Feeling a touch under par after our "quick" pint in Reykjavik, we touched down in Kulusuk. The underside of our 40-seater jet prop was peppered with chippings, churned up by the wheels of the plane as they sunk into the gravel runway. Kulusuk is a tiny island in South East Greenland, separated from Ammassalik island by a stretch of water that will involve either a boat trip through pack ice, or a 15 minute helicopter ride. Most of the challenge will take place in the mountains and glaciers of Ammassalik but the event started here in Kulusuk with a prologue - a high speed mountain bike event on a hilly Land Rover track.
So for the next couple of nights, the local school in this tiny Inuit village was going to be our home. The scenery was incredible. Pack ice shifted on the surface of the sea with changing tides and currents. The mountains were not so dissimilar to the Cullin on Skye except for the glaciers and ice cap but otherwise the scale and altitude was much the same. The quality climbing that we have heard so much about in magazines recently is further to the north and on a clear day we could see impressive Baffin-like peaks amidst distant mountain ranges. Wooden houses built on stilts and brightly painted in ochre, sienna, cobalt blues and vivid green, dotted the hilly and craggy landscape. Tarmac hadn't reached here. Skidoos parked outside houses sat lame until the coming winter. Almost all of the families owned huskies, which were kept outside and are highly respected. Sealskins, polar bear skins, salmon and other fish hung out to cure in the dry, polar continental air. Some of the Inuit families had boats too but normally, save for a couple of months during the summer, the sea is covered in ice and transport by boat is rendered useless.

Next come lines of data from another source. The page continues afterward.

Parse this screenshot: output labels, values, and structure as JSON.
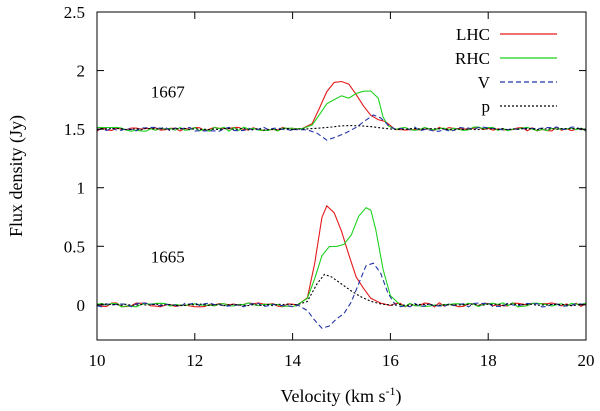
{
  "chart_data": {
    "type": "line",
    "title": "",
    "xlabel": "Velocity (km s",
    "xlabel_sup": "-1",
    "xlabel_close": ")",
    "ylabel": "Flux density  (Jy)",
    "xlim": [
      10,
      20
    ],
    "ylim": [
      -0.3,
      2.5
    ],
    "xticks": [
      10,
      12,
      14,
      16,
      18,
      20
    ],
    "yticks": [
      0,
      0.5,
      1,
      1.5,
      2,
      2.5
    ],
    "xtick_labels": [
      "10",
      "12",
      "14",
      "16",
      "18",
      "20"
    ],
    "ytick_labels": [
      "0",
      "0.5",
      "1",
      "1.5",
      "2",
      "2.5"
    ],
    "panel_labels": [
      {
        "text": "1667",
        "x": 11.1,
        "y": 1.77
      },
      {
        "text": "1665",
        "x": 11.1,
        "y": 0.36
      }
    ],
    "legend": {
      "position": "top-right"
    },
    "series": [
      {
        "name": "LHC",
        "color": "#e41a1c",
        "dash": "solid",
        "group": "1667",
        "x": [
          14.0,
          14.2,
          14.4,
          14.55,
          14.7,
          14.85,
          15.0,
          15.15,
          15.3,
          15.45,
          15.6,
          15.75,
          15.9,
          16.0,
          16.1
        ],
        "values": [
          1.5,
          1.51,
          1.55,
          1.68,
          1.82,
          1.9,
          1.91,
          1.88,
          1.8,
          1.7,
          1.62,
          1.58,
          1.56,
          1.53,
          1.5
        ]
      },
      {
        "name": "RHC",
        "color": "#1fd11f",
        "dash": "solid",
        "group": "1667",
        "x": [
          14.0,
          14.2,
          14.4,
          14.55,
          14.7,
          14.85,
          15.0,
          15.15,
          15.3,
          15.45,
          15.6,
          15.75,
          15.85,
          15.95,
          16.1
        ],
        "values": [
          1.5,
          1.51,
          1.54,
          1.62,
          1.72,
          1.75,
          1.78,
          1.77,
          1.8,
          1.82,
          1.82,
          1.76,
          1.6,
          1.53,
          1.5
        ]
      },
      {
        "name": "V",
        "color": "#2233aa",
        "dash": "5,3",
        "group": "1667",
        "x": [
          14.0,
          14.3,
          14.5,
          14.7,
          14.9,
          15.1,
          15.3,
          15.5,
          15.65,
          15.8,
          15.95,
          16.1
        ],
        "values": [
          1.5,
          1.49,
          1.46,
          1.41,
          1.43,
          1.47,
          1.52,
          1.58,
          1.62,
          1.6,
          1.54,
          1.5
        ]
      },
      {
        "name": "p",
        "color": "#000000",
        "dash": "2,2",
        "group": "1667",
        "x": [
          14.0,
          14.3,
          14.6,
          14.8,
          15.0,
          15.2,
          15.4,
          15.6,
          15.8,
          16.0,
          16.2
        ],
        "values": [
          1.5,
          1.5,
          1.51,
          1.52,
          1.53,
          1.53,
          1.53,
          1.52,
          1.51,
          1.5,
          1.5
        ]
      },
      {
        "name": "LHC",
        "color": "#e41a1c",
        "dash": "solid",
        "group": "1665",
        "x": [
          14.1,
          14.3,
          14.45,
          14.6,
          14.7,
          14.85,
          15.0,
          15.15,
          15.3,
          15.45,
          15.6,
          15.8,
          16.0
        ],
        "values": [
          0.0,
          0.06,
          0.35,
          0.75,
          0.85,
          0.79,
          0.63,
          0.43,
          0.24,
          0.14,
          0.06,
          0.02,
          0.0
        ]
      },
      {
        "name": "RHC",
        "color": "#1fd11f",
        "dash": "solid",
        "group": "1665",
        "x": [
          14.1,
          14.3,
          14.45,
          14.6,
          14.75,
          14.9,
          15.05,
          15.2,
          15.35,
          15.5,
          15.6,
          15.7,
          15.85,
          16.0,
          16.2
        ],
        "values": [
          0.0,
          0.05,
          0.22,
          0.42,
          0.5,
          0.5,
          0.52,
          0.6,
          0.76,
          0.83,
          0.81,
          0.65,
          0.3,
          0.08,
          0.0
        ]
      },
      {
        "name": "V",
        "color": "#2233aa",
        "dash": "5,3",
        "group": "1665",
        "x": [
          14.1,
          14.3,
          14.45,
          14.6,
          14.75,
          14.9,
          15.05,
          15.2,
          15.35,
          15.5,
          15.65,
          15.8,
          15.95,
          16.1
        ],
        "values": [
          0.0,
          -0.05,
          -0.13,
          -0.2,
          -0.18,
          -0.12,
          -0.08,
          0.02,
          0.18,
          0.33,
          0.35,
          0.27,
          0.1,
          0.0
        ]
      },
      {
        "name": "p",
        "color": "#000000",
        "dash": "2,2",
        "group": "1665",
        "x": [
          14.1,
          14.3,
          14.5,
          14.65,
          14.8,
          15.0,
          15.2,
          15.4,
          15.6,
          15.8,
          16.0
        ],
        "values": [
          0.0,
          0.03,
          0.18,
          0.26,
          0.24,
          0.18,
          0.12,
          0.07,
          0.03,
          0.01,
          0.0
        ]
      }
    ],
    "noise": {
      "baselines": [
        1.5,
        0.0
      ],
      "amplitude": 0.018,
      "x_step": 0.1
    }
  },
  "legend_items": [
    {
      "label": "LHC",
      "color": "#e41a1c",
      "dash": "solid"
    },
    {
      "label": "RHC",
      "color": "#1fd11f",
      "dash": "solid"
    },
    {
      "label": "V",
      "color": "#2233aa",
      "dash": "5,3"
    },
    {
      "label": "p",
      "color": "#000000",
      "dash": "2,2"
    }
  ]
}
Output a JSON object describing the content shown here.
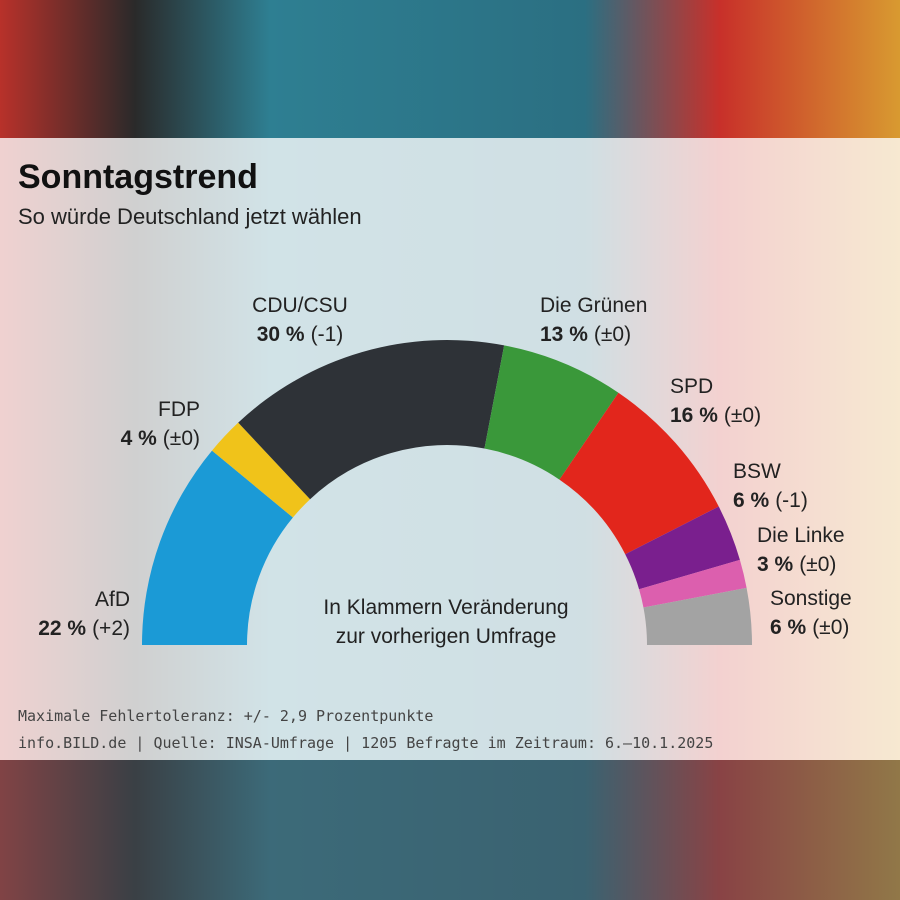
{
  "chart_data": {
    "type": "semidonut",
    "title": "Sonntagstrend",
    "subtitle": "So würde Deutschland jetzt wählen",
    "categories": [
      "AfD",
      "FDP",
      "CDU/CSU",
      "Die Grünen",
      "SPD",
      "BSW",
      "Die Linke",
      "Sonstige"
    ],
    "values": [
      22,
      4,
      30,
      13,
      16,
      6,
      3,
      6
    ],
    "value_labels": [
      "22 %",
      "4 %",
      "30 %",
      "13 %",
      "16 %",
      "6 %",
      "3 %",
      "6 %"
    ],
    "change_labels": [
      "(+2)",
      "(±0)",
      "(-1)",
      "(±0)",
      "(±0)",
      "(-1)",
      "(±0)",
      "(±0)"
    ],
    "colors": [
      "#1b9ad6",
      "#f0c31a",
      "#2e3237",
      "#3a983a",
      "#e2261c",
      "#7a1f8e",
      "#dc5fae",
      "#a3a3a3"
    ],
    "center_note": [
      "In Klammern Veränderung",
      "zur vorherigen Umfrage"
    ],
    "footnotes": [
      "Maximale Fehlertoleranz: +/- 2,9 Prozentpunkte",
      "info.BILD.de | Quelle: INSA-Umfrage | 1205 Befragte im Zeitraum: 6.–10.1.2025"
    ]
  }
}
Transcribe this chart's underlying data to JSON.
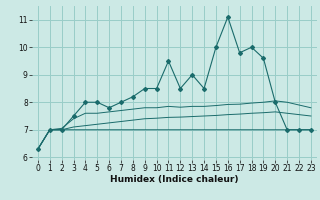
{
  "xlabel": "Humidex (Indice chaleur)",
  "xlim": [
    -0.5,
    23.5
  ],
  "ylim": [
    5.9,
    11.5
  ],
  "yticks": [
    6,
    7,
    8,
    9,
    10,
    11
  ],
  "xticks": [
    0,
    1,
    2,
    3,
    4,
    5,
    6,
    7,
    8,
    9,
    10,
    11,
    12,
    13,
    14,
    15,
    16,
    17,
    18,
    19,
    20,
    21,
    22,
    23
  ],
  "bg_color": "#cce9e5",
  "grid_color": "#99cdc8",
  "line_color": "#1a6b6b",
  "series": {
    "main": [
      6.3,
      7.0,
      7.0,
      7.5,
      8.0,
      8.0,
      7.8,
      8.0,
      8.2,
      8.5,
      8.5,
      9.5,
      8.5,
      9.0,
      8.5,
      10.0,
      11.1,
      9.8,
      10.0,
      9.6,
      8.0,
      7.0,
      7.0,
      7.0
    ],
    "smooth1": [
      6.3,
      7.0,
      7.05,
      7.4,
      7.6,
      7.6,
      7.65,
      7.7,
      7.75,
      7.8,
      7.8,
      7.85,
      7.82,
      7.85,
      7.85,
      7.88,
      7.92,
      7.93,
      7.97,
      8.0,
      8.05,
      8.0,
      7.9,
      7.8
    ],
    "smooth2": [
      6.3,
      7.0,
      7.0,
      7.1,
      7.15,
      7.2,
      7.25,
      7.3,
      7.35,
      7.4,
      7.42,
      7.45,
      7.46,
      7.48,
      7.5,
      7.52,
      7.55,
      7.57,
      7.6,
      7.62,
      7.65,
      7.6,
      7.55,
      7.5
    ],
    "flat": [
      6.3,
      7.0,
      7.0,
      7.0,
      7.0,
      7.0,
      7.0,
      7.0,
      7.0,
      7.0,
      7.0,
      7.0,
      7.0,
      7.0,
      7.0,
      7.0,
      7.0,
      7.0,
      7.0,
      7.0,
      7.0,
      7.0,
      7.0,
      7.0
    ]
  },
  "figsize": [
    3.2,
    2.0
  ],
  "dpi": 100
}
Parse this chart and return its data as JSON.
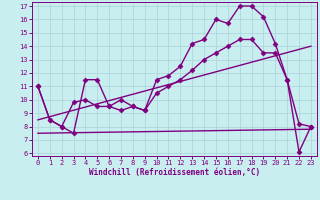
{
  "bg_color": "#c8eef0",
  "line_color": "#800080",
  "grid_color": "#b0d8dc",
  "xlabel": "Windchill (Refroidissement éolien,°C)",
  "xlim": [
    -0.5,
    23.5
  ],
  "ylim": [
    5.8,
    17.3
  ],
  "xticks": [
    0,
    1,
    2,
    3,
    4,
    5,
    6,
    7,
    8,
    9,
    10,
    11,
    12,
    13,
    14,
    15,
    16,
    17,
    18,
    19,
    20,
    21,
    22,
    23
  ],
  "yticks": [
    6,
    7,
    8,
    9,
    10,
    11,
    12,
    13,
    14,
    15,
    16,
    17
  ],
  "series": [
    {
      "x": [
        0,
        1,
        2,
        3,
        4,
        5,
        6,
        7,
        8,
        9,
        10,
        11,
        12,
        13,
        14,
        15,
        16,
        17,
        18,
        19,
        20,
        21,
        22,
        23
      ],
      "y": [
        11,
        8.5,
        8.0,
        7.5,
        11.5,
        11.5,
        9.5,
        10.0,
        9.5,
        9.2,
        11.5,
        11.8,
        12.5,
        14.2,
        14.5,
        16.0,
        15.7,
        17.0,
        17.0,
        16.2,
        14.2,
        11.5,
        6.1,
        8.0
      ],
      "marker": "D",
      "markersize": 2.5,
      "linewidth": 1.0
    },
    {
      "x": [
        0,
        1,
        2,
        3,
        4,
        5,
        6,
        7,
        8,
        9,
        10,
        11,
        12,
        13,
        14,
        15,
        16,
        17,
        18,
        19,
        20,
        21,
        22,
        23
      ],
      "y": [
        11.0,
        8.5,
        8.0,
        9.8,
        10.0,
        9.5,
        9.5,
        9.2,
        9.5,
        9.2,
        10.5,
        11.0,
        11.5,
        12.2,
        13.0,
        13.5,
        14.0,
        14.5,
        14.5,
        13.5,
        13.5,
        11.5,
        8.2,
        8.0
      ],
      "marker": "D",
      "markersize": 2.5,
      "linewidth": 1.0
    },
    {
      "x": [
        0,
        23
      ],
      "y": [
        8.5,
        14.0
      ],
      "marker": null,
      "markersize": 0,
      "linewidth": 1.0
    },
    {
      "x": [
        0,
        23
      ],
      "y": [
        7.5,
        7.8
      ],
      "marker": null,
      "markersize": 0,
      "linewidth": 1.0
    }
  ]
}
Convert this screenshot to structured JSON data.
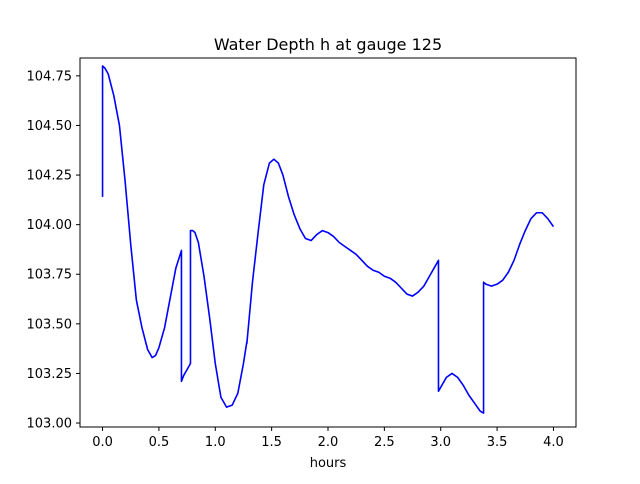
{
  "chart_data": {
    "type": "line",
    "title": "Water Depth h at gauge 125",
    "xlabel": "hours",
    "ylabel": "",
    "xlim": [
      -0.2,
      4.2
    ],
    "ylim": [
      102.98,
      104.84
    ],
    "xticks": [
      0.0,
      0.5,
      1.0,
      1.5,
      2.0,
      2.5,
      3.0,
      3.5,
      4.0
    ],
    "xtick_labels": [
      "0.0",
      "0.5",
      "1.0",
      "1.5",
      "2.0",
      "2.5",
      "3.0",
      "3.5",
      "4.0"
    ],
    "yticks": [
      103.0,
      103.25,
      103.5,
      103.75,
      104.0,
      104.25,
      104.5,
      104.75
    ],
    "ytick_labels": [
      "103.00",
      "103.25",
      "103.50",
      "103.75",
      "104.00",
      "104.25",
      "104.50",
      "104.75"
    ],
    "grid": false,
    "series": [
      {
        "color": "#0000ff",
        "x": [
          0.0,
          0.0,
          0.0,
          0.0,
          0.02,
          0.05,
          0.1,
          0.15,
          0.2,
          0.25,
          0.3,
          0.35,
          0.4,
          0.44,
          0.47,
          0.5,
          0.55,
          0.6,
          0.65,
          0.7,
          0.7,
          0.72,
          0.75,
          0.78,
          0.78,
          0.8,
          0.82,
          0.85,
          0.9,
          0.95,
          1.0,
          1.05,
          1.1,
          1.15,
          1.2,
          1.25,
          1.28,
          1.28,
          1.33,
          1.38,
          1.43,
          1.48,
          1.52,
          1.56,
          1.6,
          1.65,
          1.7,
          1.75,
          1.8,
          1.85,
          1.9,
          1.95,
          2.0,
          2.05,
          2.1,
          2.15,
          2.2,
          2.25,
          2.3,
          2.35,
          2.4,
          2.45,
          2.5,
          2.55,
          2.6,
          2.65,
          2.7,
          2.75,
          2.8,
          2.85,
          2.9,
          2.95,
          2.98,
          2.98,
          3.0,
          3.05,
          3.1,
          3.15,
          3.2,
          3.25,
          3.3,
          3.35,
          3.38,
          3.38,
          3.4,
          3.45,
          3.5,
          3.55,
          3.6,
          3.65,
          3.7,
          3.75,
          3.8,
          3.85,
          3.9,
          3.95,
          4.0
        ],
        "y": [
          104.14,
          104.52,
          104.5,
          104.8,
          104.79,
          104.76,
          104.65,
          104.5,
          104.22,
          103.9,
          103.62,
          103.48,
          103.37,
          103.33,
          103.34,
          103.38,
          103.48,
          103.63,
          103.78,
          103.87,
          103.21,
          103.24,
          103.27,
          103.3,
          103.97,
          103.97,
          103.96,
          103.91,
          103.74,
          103.53,
          103.3,
          103.13,
          103.08,
          103.09,
          103.15,
          103.3,
          103.41,
          103.4,
          103.71,
          103.96,
          104.2,
          104.31,
          104.33,
          104.31,
          104.25,
          104.14,
          104.05,
          103.98,
          103.93,
          103.92,
          103.95,
          103.97,
          103.96,
          103.94,
          103.91,
          103.89,
          103.87,
          103.85,
          103.82,
          103.79,
          103.77,
          103.76,
          103.74,
          103.73,
          103.71,
          103.68,
          103.65,
          103.64,
          103.66,
          103.69,
          103.74,
          103.79,
          103.82,
          103.16,
          103.18,
          103.23,
          103.25,
          103.23,
          103.19,
          103.14,
          103.1,
          103.06,
          103.05,
          103.71,
          103.7,
          103.69,
          103.7,
          103.72,
          103.76,
          103.82,
          103.9,
          103.97,
          104.03,
          104.06,
          104.06,
          104.03,
          103.99
        ]
      }
    ]
  }
}
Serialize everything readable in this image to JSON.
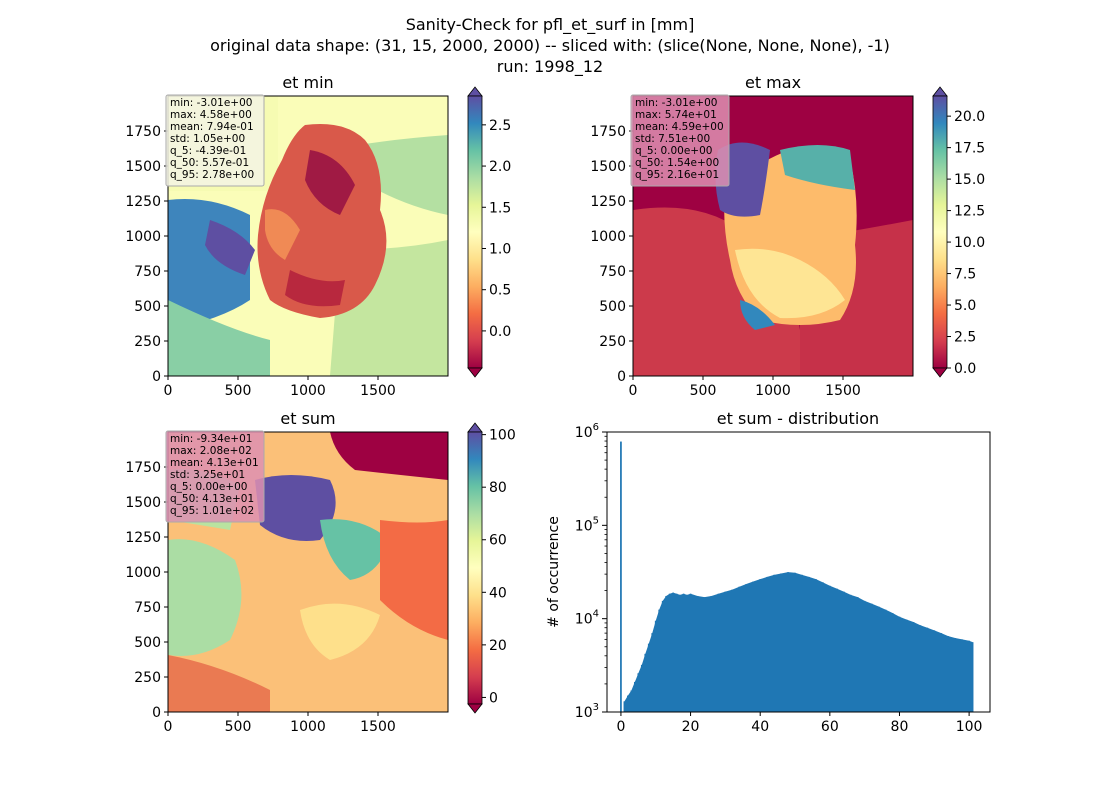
{
  "figure": {
    "title_lines": [
      "Sanity-Check for pfl_et_surf in [mm]",
      "original data shape: (31, 15, 2000, 2000) -- sliced with: (slice(None, None, None), -1)",
      "run: 1998_12"
    ]
  },
  "colormap": "Spectral",
  "chart_data": [
    {
      "type": "heatmap",
      "title": "et min",
      "xlim": [
        0,
        2000
      ],
      "ylim": [
        0,
        2000
      ],
      "xticks": [
        "0",
        "500",
        "1000",
        "1500"
      ],
      "yticks": [
        "0",
        "250",
        "500",
        "750",
        "1000",
        "1250",
        "1500",
        "1750"
      ],
      "colorbar": {
        "vmin": -0.45,
        "vmax": 2.85,
        "extend": "both",
        "ticks": [
          "0.0",
          "0.5",
          "1.0",
          "1.5",
          "2.0",
          "2.5"
        ]
      },
      "stats": [
        "min: -3.01e+00",
        "max: 4.58e+00",
        "mean: 7.94e-01",
        "std: 1.05e+00",
        "q_5: -4.39e-01",
        "q_50: 5.57e-01",
        "q_95: 2.78e+00"
      ]
    },
    {
      "type": "heatmap",
      "title": "et max",
      "xlim": [
        0,
        2000
      ],
      "ylim": [
        0,
        2000
      ],
      "xticks": [
        "0",
        "500",
        "1000",
        "1500"
      ],
      "yticks": [
        "0",
        "250",
        "500",
        "750",
        "1000",
        "1250",
        "1500",
        "1750"
      ],
      "colorbar": {
        "vmin": 0,
        "vmax": 21.6,
        "extend": "both",
        "ticks": [
          "0.0",
          "2.5",
          "5.0",
          "7.5",
          "10.0",
          "12.5",
          "15.0",
          "17.5",
          "20.0"
        ]
      },
      "stats": [
        "min: -3.01e+00",
        "max: 5.74e+01",
        "mean: 4.59e+00",
        "std: 7.51e+00",
        "q_5: 0.00e+00",
        "q_50: 1.54e+00",
        "q_95: 2.16e+01"
      ]
    },
    {
      "type": "heatmap",
      "title": "et sum",
      "xlim": [
        0,
        2000
      ],
      "ylim": [
        0,
        2000
      ],
      "xticks": [
        "0",
        "500",
        "1000",
        "1500"
      ],
      "yticks": [
        "0",
        "250",
        "500",
        "750",
        "1000",
        "1250",
        "1500",
        "1750"
      ],
      "colorbar": {
        "vmin": -2.5,
        "vmax": 101,
        "extend": "both",
        "ticks": [
          "0",
          "20",
          "40",
          "60",
          "80",
          "100"
        ]
      },
      "stats": [
        "min: -9.34e+01",
        "max: 2.08e+02",
        "mean: 4.13e+01",
        "std: 3.25e+01",
        "q_5: 0.00e+00",
        "q_50: 4.13e+01",
        "q_95: 1.01e+02"
      ]
    },
    {
      "type": "bar",
      "title": "et sum - distribution",
      "ylabel": "# of occurrence",
      "yscale": "log",
      "xlim": [
        -4,
        106
      ],
      "ylim": [
        1000,
        1000000
      ],
      "xticks": [
        0,
        20,
        40,
        60,
        80,
        100
      ],
      "yticks": [
        "10^3",
        "10^4",
        "10^5",
        "10^6"
      ],
      "color": "#1f77b4",
      "bin_width": 0.5,
      "series": [
        {
          "x": [
            0,
            1,
            2,
            3,
            4,
            5,
            6,
            7,
            8,
            9,
            10,
            11,
            12,
            13,
            14,
            15,
            16,
            17,
            18,
            19,
            20,
            22,
            24,
            26,
            28,
            30,
            32,
            34,
            36,
            38,
            40,
            42,
            44,
            46,
            48,
            50,
            52,
            54,
            56,
            58,
            60,
            62,
            64,
            66,
            68,
            70,
            72,
            74,
            76,
            78,
            80,
            82,
            84,
            86,
            88,
            90,
            92,
            94,
            96,
            98,
            100,
            101
          ],
          "y": [
            790000,
            1300,
            1500,
            1700,
            2100,
            2600,
            3200,
            4200,
            5400,
            7000,
            9500,
            12500,
            15500,
            17500,
            18500,
            19000,
            18500,
            18000,
            18500,
            18000,
            18500,
            17500,
            17000,
            17500,
            18500,
            19500,
            20500,
            22000,
            23500,
            25000,
            26500,
            28000,
            29500,
            30500,
            31500,
            31000,
            29500,
            28000,
            26500,
            24500,
            22500,
            21000,
            19500,
            18000,
            17000,
            15500,
            14500,
            13500,
            12500,
            11500,
            10500,
            9800,
            9200,
            8500,
            8000,
            7500,
            7000,
            6500,
            6200,
            6000,
            5800,
            5600
          ]
        }
      ]
    }
  ]
}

The Inuit people were friendly and the young children especially I thought looked almost walrus like, with podgy, blubbery faces and dark olive skin, with beaver-like teeth. People generally appeared to not have a lot to do, which is reflected in some ways by the number of children! There was a suggestion of manana in their make up and evidence of alcohol related problems, which is hardly surprising - six months of the year in light and six months of near darkness. The suicide figures are quite high but I was told, contrary to popular belief that most of the suicides take place when the transition from night back to daylight occurs - the party time is over!
There wasn't an awful lot to do on Kulusuk island once the initial culture shock had worn off. I looked forward to the journey to Ammassilk, the capital of South East Greenland. A small town where ancient methods of livelihood and survival had interrogated with modern technology in balanced harmony.